It’s frustrating feeling like a broken record, but Stephen Dyer’s comparisons between school districts and charter schools can’t go uncontested. His analyses are reductive, crudely simplifying poor families’ quest for better schools as mere financial transactions that—he claims—unduly harm school districts. Yet he ignores the harm that’s caused when a student attends an unsafe or educationally unsound district school. He overlooks the harm when somebody else’s child is cheated out of beautiful, high-quality learning experiences--the kind that we seek for our own children.
Given Dyer’s long established ties to active charter opponents—Innovation Ohio, the teachers unions, and the Know Your Charter project—it’s not surprising that he routinely places the interests of districts and the adults they employ ahead of families and children simply seeking a quality educational environment that meets their needs. Each blog he writes lays bare the common yet wholly fallacious view that state education dollars are “owned” by districts. Districts receive state funds to ensure that students can receive a publicly funded education in a publicly accountable institution; when a student leaves, so should those dollars.
This edition of “I can’t even, Stephen” has to do with yet another of his common practices: putting the “performance index” scores of giant school districts serving tens of thousands of children up against the scores of individual charter schools. He asserts that this comparison is justified because the performance index (a weighted measure of student proficiency on state exams) dictates charter start-up eligibility: Districts that fall into the bottom five percent on this measure are designated “challenged,” which means they’re places where new charters can locate.
A refresher on why this comparison is misleading: If you contrast Columbus City district, which includes schools in highly educated, wealthy neighborhoods, with schools located in the city’s toughest neighborhoods, the district will come out ahead. That’s generally true whether those schools are district-run or charter. Years of social science research has found that school performance on proficiency-based metrics largely correlates with income.
But let’s talk about the second part of this and how alarming it is. When districts earn scores low enough to trigger eligibility for charters to locate there, charter opponents view this as a sanction for districts. In other words, they view poor families’ ability to access better alternatives for their kids as punishment for districts rather than opportunities for people.
Imagine treating other family-driven choices—especially when the choosers are mostly black, brown, and poor—as a sanction on the institution from which those families fled.

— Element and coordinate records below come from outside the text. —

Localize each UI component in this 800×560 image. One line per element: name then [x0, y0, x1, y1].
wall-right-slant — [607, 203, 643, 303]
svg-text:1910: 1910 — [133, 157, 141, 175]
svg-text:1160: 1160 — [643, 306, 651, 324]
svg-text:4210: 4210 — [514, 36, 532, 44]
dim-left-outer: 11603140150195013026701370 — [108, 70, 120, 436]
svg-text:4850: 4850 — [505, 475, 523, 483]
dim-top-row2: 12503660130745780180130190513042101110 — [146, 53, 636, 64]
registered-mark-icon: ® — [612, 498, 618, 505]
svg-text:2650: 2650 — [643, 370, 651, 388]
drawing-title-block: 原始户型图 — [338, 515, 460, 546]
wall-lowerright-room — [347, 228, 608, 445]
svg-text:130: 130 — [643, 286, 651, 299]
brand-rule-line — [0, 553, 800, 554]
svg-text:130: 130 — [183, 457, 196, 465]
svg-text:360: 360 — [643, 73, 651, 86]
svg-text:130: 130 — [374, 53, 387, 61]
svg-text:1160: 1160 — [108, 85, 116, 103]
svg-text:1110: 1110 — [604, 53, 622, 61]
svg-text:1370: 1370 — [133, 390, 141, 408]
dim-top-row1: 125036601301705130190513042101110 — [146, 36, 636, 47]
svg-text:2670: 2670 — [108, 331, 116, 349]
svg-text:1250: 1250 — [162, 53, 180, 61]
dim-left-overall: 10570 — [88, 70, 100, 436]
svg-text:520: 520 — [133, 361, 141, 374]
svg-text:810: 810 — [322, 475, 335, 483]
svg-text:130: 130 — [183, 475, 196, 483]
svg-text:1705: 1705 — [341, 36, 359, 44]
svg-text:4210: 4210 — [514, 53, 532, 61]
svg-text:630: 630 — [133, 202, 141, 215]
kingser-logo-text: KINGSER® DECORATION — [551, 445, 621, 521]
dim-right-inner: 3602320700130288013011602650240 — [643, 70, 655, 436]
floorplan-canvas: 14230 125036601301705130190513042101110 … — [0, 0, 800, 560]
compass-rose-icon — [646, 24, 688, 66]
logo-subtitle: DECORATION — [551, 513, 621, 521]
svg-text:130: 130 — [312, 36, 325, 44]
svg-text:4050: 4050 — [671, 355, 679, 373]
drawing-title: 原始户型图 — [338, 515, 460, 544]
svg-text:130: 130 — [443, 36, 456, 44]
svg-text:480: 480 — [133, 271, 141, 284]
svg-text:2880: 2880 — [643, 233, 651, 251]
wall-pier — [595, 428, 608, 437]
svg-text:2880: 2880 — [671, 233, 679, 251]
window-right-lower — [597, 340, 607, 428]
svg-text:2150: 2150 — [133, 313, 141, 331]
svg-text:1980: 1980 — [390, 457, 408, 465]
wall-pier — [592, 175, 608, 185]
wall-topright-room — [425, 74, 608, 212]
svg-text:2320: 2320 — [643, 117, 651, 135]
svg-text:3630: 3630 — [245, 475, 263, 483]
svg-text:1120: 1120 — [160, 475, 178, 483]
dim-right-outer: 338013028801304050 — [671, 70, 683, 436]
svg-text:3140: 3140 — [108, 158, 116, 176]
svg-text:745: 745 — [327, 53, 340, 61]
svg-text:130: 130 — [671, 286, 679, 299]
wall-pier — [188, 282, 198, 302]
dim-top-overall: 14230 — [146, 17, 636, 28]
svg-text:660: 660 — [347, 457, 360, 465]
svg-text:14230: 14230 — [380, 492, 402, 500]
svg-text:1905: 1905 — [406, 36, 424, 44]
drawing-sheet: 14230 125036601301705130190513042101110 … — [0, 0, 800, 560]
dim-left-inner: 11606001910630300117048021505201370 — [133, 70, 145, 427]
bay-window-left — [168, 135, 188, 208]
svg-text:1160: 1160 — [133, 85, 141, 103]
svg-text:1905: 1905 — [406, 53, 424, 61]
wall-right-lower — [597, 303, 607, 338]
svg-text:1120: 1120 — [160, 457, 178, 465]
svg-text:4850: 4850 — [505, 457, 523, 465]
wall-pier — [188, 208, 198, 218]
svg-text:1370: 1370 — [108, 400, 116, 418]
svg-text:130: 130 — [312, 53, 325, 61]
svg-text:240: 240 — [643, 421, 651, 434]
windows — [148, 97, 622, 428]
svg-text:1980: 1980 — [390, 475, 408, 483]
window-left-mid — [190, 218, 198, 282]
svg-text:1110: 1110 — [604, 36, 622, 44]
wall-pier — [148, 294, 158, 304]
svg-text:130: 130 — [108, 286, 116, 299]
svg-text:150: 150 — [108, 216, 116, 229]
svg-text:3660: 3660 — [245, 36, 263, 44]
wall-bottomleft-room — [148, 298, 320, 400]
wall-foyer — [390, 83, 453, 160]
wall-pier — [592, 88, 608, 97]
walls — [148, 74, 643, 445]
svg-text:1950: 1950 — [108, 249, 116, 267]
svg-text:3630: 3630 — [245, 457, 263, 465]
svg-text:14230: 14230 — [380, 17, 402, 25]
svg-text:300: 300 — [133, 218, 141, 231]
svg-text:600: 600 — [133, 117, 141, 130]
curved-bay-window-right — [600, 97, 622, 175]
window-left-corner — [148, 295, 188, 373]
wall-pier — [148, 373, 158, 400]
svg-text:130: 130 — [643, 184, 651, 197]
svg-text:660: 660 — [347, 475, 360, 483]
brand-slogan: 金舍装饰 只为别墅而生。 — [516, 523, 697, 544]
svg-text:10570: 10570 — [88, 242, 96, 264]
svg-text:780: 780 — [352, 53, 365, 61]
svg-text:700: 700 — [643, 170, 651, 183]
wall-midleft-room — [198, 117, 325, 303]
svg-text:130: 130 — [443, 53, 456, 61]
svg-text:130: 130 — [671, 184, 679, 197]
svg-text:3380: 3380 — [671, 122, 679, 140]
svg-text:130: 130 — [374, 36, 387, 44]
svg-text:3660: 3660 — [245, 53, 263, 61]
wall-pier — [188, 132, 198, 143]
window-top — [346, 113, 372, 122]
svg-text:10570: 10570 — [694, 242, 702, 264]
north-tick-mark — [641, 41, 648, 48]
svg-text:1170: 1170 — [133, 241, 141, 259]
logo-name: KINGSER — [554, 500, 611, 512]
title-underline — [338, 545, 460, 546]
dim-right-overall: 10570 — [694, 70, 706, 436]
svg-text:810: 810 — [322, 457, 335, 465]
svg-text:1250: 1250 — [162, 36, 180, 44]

Now imagine that those leading the complaints most likely have never been trapped in a schooling situation they couldn’t buy or move their way out of.
Okay, now try these on for size:
- I can’t believe that woman left our hospital to seek cancer treatment somewhere else. That is so unfair to us!
- If this region’s hospitals score in the bottom five percent on health outcomes, alternative hospitals can come to town. What a terrible idea; this will steal money from us!
- Alternative daycare providers, separate from the ones to which children are “zoned,” are providing false choices. We deserve to be paid back by the state each time a child elects to leave.
- You should have your baby at the hospital closest to your house. That’s what’s best for the community. We need strong neighborhood hospitals. You are ruining our neighborhood hospital by sending your dollars to a different one.
- I understand that your child needs a specific kind of trauma treatment that our center currently doesn’t have. Nevertheless, you must stay with us. It harms our center and our clients if we lose your health insurance money.
It’s obvious how self-centered and selfish these statements are and how ridiculous they sound. They place institutional interests above the needs of clients or patients each time. Yet such arguments are made repeatedly in education and largely go unchallenged.
If a family isn’t forced to select the hospital, daycare center, trauma treatment center (or library, grocery, bus stop, etc.) closest to their house, why on earth do we force families to do that with schooling? To suggest that families should have no choices because their neighborhood institutions lose money—be they hospitals, daycares, or schools—is outlandish. In almost no other instance do we give primacy to the effects of private choices on public institutions. We don’t force people to stay in deteriorating urban cities—or even struggling rural areas—simply to ensure that public services are maintained. Rather, we expect these places to reinvent themselves to attract and retain residents and/or “right-size” their budgets in ways that match present realities. The same should apply to school districts.
Nevertheless, people like Dyer continue to say these things out in the open, in plain daylight, even with pride, about schooling. They fight to enact policies to keep people in their “zones” to ensure that institutional—rather than family and student—needs are met. In this type of system, the primary losers are nearly always the poorest among us. Does this make you angry yet?